Boulez avec Stein proposait un Moses und Aron acéré, un peu comme Solti à l’opéra en 1973 (dans une mise en scène oubliable), Jordan avec Castellucci propose un Moses und Aron plus contemplatif, plus sage, aussi géométrique en scène qu’en fosse. Jordan a fait un travail avec l’orchestre remarquable, d’une clarté notable, d’une rigueur exemplaire ; Son approche, qui pour certains a manqué d’un peu de vie,  met en valeur chaque moment, sculpte chaque parole. Plus encore, Jordan, qui n’est pas un de mes chefs de prédilection arrive ici à relier tout ce que la musique du XXème doit au baroque, voire à la musique de la Renaissance (Boulez est passionné de Gesualdo), mais il fait aussi entendre aussi ce que cette musique peut avoir de viennois, au sens post-romantique du terme, la musique de Schönberg, n’est pas une musique en représentation, c’est une musique intellectuelle, composée, sur-composée, qui oblige à la concentration et à une écoute diffractée : l’approche de Jordan facilite ce travail car elle n’est pas théâtrale, elle est tout sauf en représentation, elle se replie, elle se soustrait elle oblige à entrer dans les méandres de la composition.
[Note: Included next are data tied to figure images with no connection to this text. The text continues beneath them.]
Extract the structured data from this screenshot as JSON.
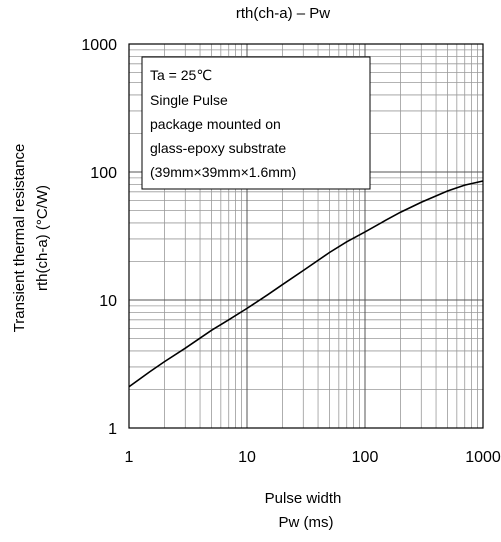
{
  "chart_data": {
    "type": "line",
    "title": "rth(ch-a) – Pw",
    "xlabel_line1": "Pulse width",
    "xlabel_line2": "Pw (ms)",
    "ylabel_line1": "Transient thermal resistance",
    "ylabel_line2": "rth(ch-a) (°C/W)",
    "x_scale": "log",
    "y_scale": "log",
    "xlim": [
      1,
      1000
    ],
    "ylim": [
      1,
      1000
    ],
    "grid": true,
    "x_tick_labels": [
      "1",
      "10",
      "100",
      "1000"
    ],
    "y_tick_labels": [
      "1",
      "10",
      "100",
      "1000"
    ],
    "annotation_lines": [
      "Ta = 25℃",
      "Single Pulse",
      "package mounted on",
      "glass-epoxy substrate",
      "(39mm×39mm×1.6mm)"
    ],
    "series": [
      {
        "x": [
          1,
          1.5,
          2,
          3,
          5,
          7,
          10,
          15,
          20,
          30,
          50,
          70,
          100,
          150,
          200,
          300,
          500,
          700,
          1000
        ],
        "y": [
          2.1,
          2.75,
          3.3,
          4.2,
          5.8,
          7.0,
          8.6,
          11.0,
          13.2,
          17.0,
          23.5,
          28.5,
          34.0,
          42.0,
          48.5,
          58.0,
          71.0,
          79.0,
          85.0
        ]
      }
    ]
  },
  "colors": {
    "line": "#000000",
    "grid": "#9a9a9a",
    "axis": "#000000",
    "background": "#ffffff"
  }
}
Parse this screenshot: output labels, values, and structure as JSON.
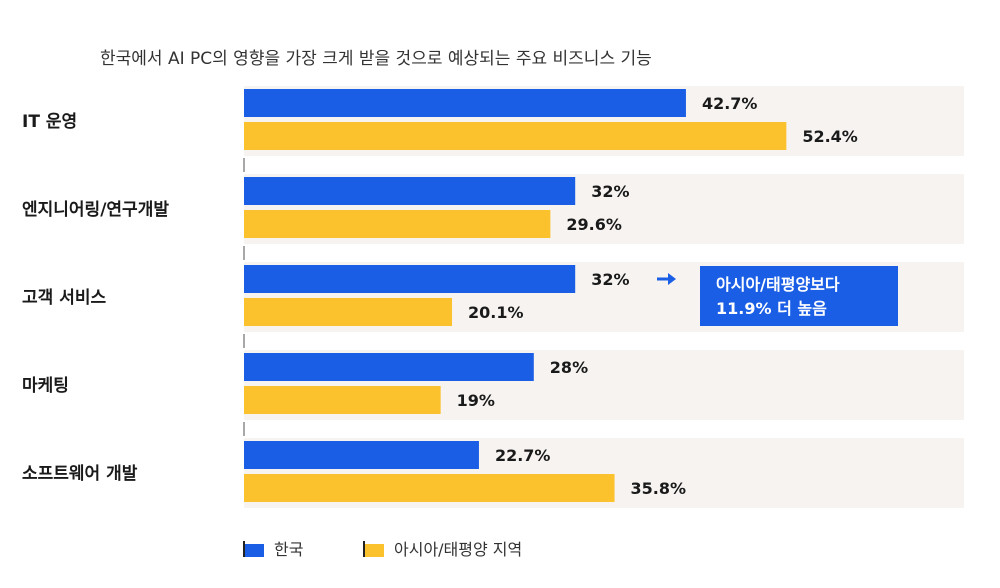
{
  "chart_data": {
    "type": "bar",
    "orientation": "horizontal",
    "title": "한국에서 AI PC의 영향을 가장 크게 받을 것으로 예상되는 주요 비즈니스 기능",
    "categories": [
      "IT 운영",
      "엔지니어링/연구개발",
      "고객 서비스",
      "마케팅",
      "소프트웨어 개발"
    ],
    "series": [
      {
        "name": "한국",
        "color": "#1a5ee6",
        "values": [
          42.7,
          32,
          32,
          28,
          22.7
        ],
        "labels": [
          "42.7%",
          "32%",
          "32%",
          "28%",
          "22.7%"
        ]
      },
      {
        "name": "아시아/태평양 지역",
        "color": "#fcc22d",
        "values": [
          52.4,
          29.6,
          20.1,
          19,
          35.8
        ],
        "labels": [
          "52.4%",
          "29.6%",
          "20.1%",
          "19%",
          "35.8%"
        ]
      }
    ],
    "xlim": [
      0,
      60
    ],
    "grid": false,
    "legend_position": "bottom-left",
    "category_band_color": "#f6f3f1",
    "annotation": {
      "category_index": 2,
      "lines": [
        "아시아/태평양보다",
        "11.9% 더 높음"
      ],
      "color": "#1a5ee6",
      "arrow_icon": "arrow-right-icon"
    }
  }
}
En ce sens Philippe Jordan réalise pour mon goût la plus convaincante de ses approches.
Saluons aussi le travail du chœur : José Luis Basso qui vient du Liceo de Barcelone, a travaillé ici d’une manière exemplaire, le chœur de l’Opéra qui est un chœur en soi de grande qualité, a travaillé sur le phrasé, sur la diction, sur l’expression même d’une manière éblouissante.
Ce qui doit marquer une production qui affirme une orientation et se veut l’image d’une saison ou d’une nouvelle période, c’est que toutes les masses artistiques du théâtre sont au rendez-vous : ici, techniciens chœur et orchestre montrent que devant un tel défi, ils sont tous au rendez-vous (saluons les éclairages fabuleux de Castellucci, mais aussi les techniciens lumière de l’opéra). Les solistes et pas seulement les deux rôles principaux, même s’ils sont tous épisodiques, dans une telle entreprise, doivent être impeccables car dans un opéra sur la parole et le mot, ils doivent tous être irréprochables : le niveau d’un théâtre ou d ‘une représentation se voit aux petits rôles, et pas aux grands, car s’il est facile de distribuer les grands rôles, il est bien plus difficile de distribuer les rôles plus réduits, qui font pourtant la couleur de l’ensemble. Et là ils sont parfaits, Catherine Wyn-Rogers qui prête son beau mezzo sonore à la malade, Julie Davies toute jeune soprano émoulue des formations américaines, Christopher Purves, magnifique baryton qui écume les scènes dans Britten, mais aussi Nicky Spence, le tout jeune Michael Pflumm ou Ralf Lukas, qu’on voit souvent dans les représentations wagnériennes (Melot). Beaucoup sont anglo-saxons, qui en général sont formés à la diction d’une manière rigoureuse et on reste frappé par le sens du mot de chacun.
Si John Graham-Hall est un ténor qui m’a il y a quelques années vraiment séduit dans Peter Grimes, la voix semble fatiguée, et un peu voilée, si bien qu’elle semble dans Aron à la fois en harmonie avec celle de Moses et en même temps ne pas assez tranchée. Dans Aron, il faut une voix très saine, et très différenciée de Moses (Avec Boulez, c’était Chris Merritt), je verrais là dedans pourquoi pas un Vogt ou un Hymel, des voix qui séduisent, des voix suffisamment « ailleurs » pour faire la différence, pour emporter le peuple, pour jouer avec la subtilité du texte et ses insinuations. Graham Hall est un beau ténor, à la diction impeccable et à la belle présence, mais dans un rôle où la parole est maîtresse, il semble un peu trop gris.
Thomas Johannes Mayer en revanche est Moïse : il a dans Moïse la qualité de son Wanderer, une sorte de voix puissante mais un peu mate, un peu voilée, un peu fatiguée dont il joue avec génie. C’est un chanteur intelligent, un diseur de texte extraordinaire (son monologue de Wotan au deuxième acte de Walkyrie est impressionnant) , il est ici vraiment la voix qu’il faut, présente, puissante et en même temps pas spectaculaire, mais habitée par le texte, profonde, qui donne à chaque parole un poids et un sens. Un chanteur germanique de très grande tradition et de haute école. On ne voit pas qui actuellement pourrait lui disputer la palme aujourd’hui dans un rôle à la difficulté multiple qui exige en plus une très grande présence scénique. Anthologique.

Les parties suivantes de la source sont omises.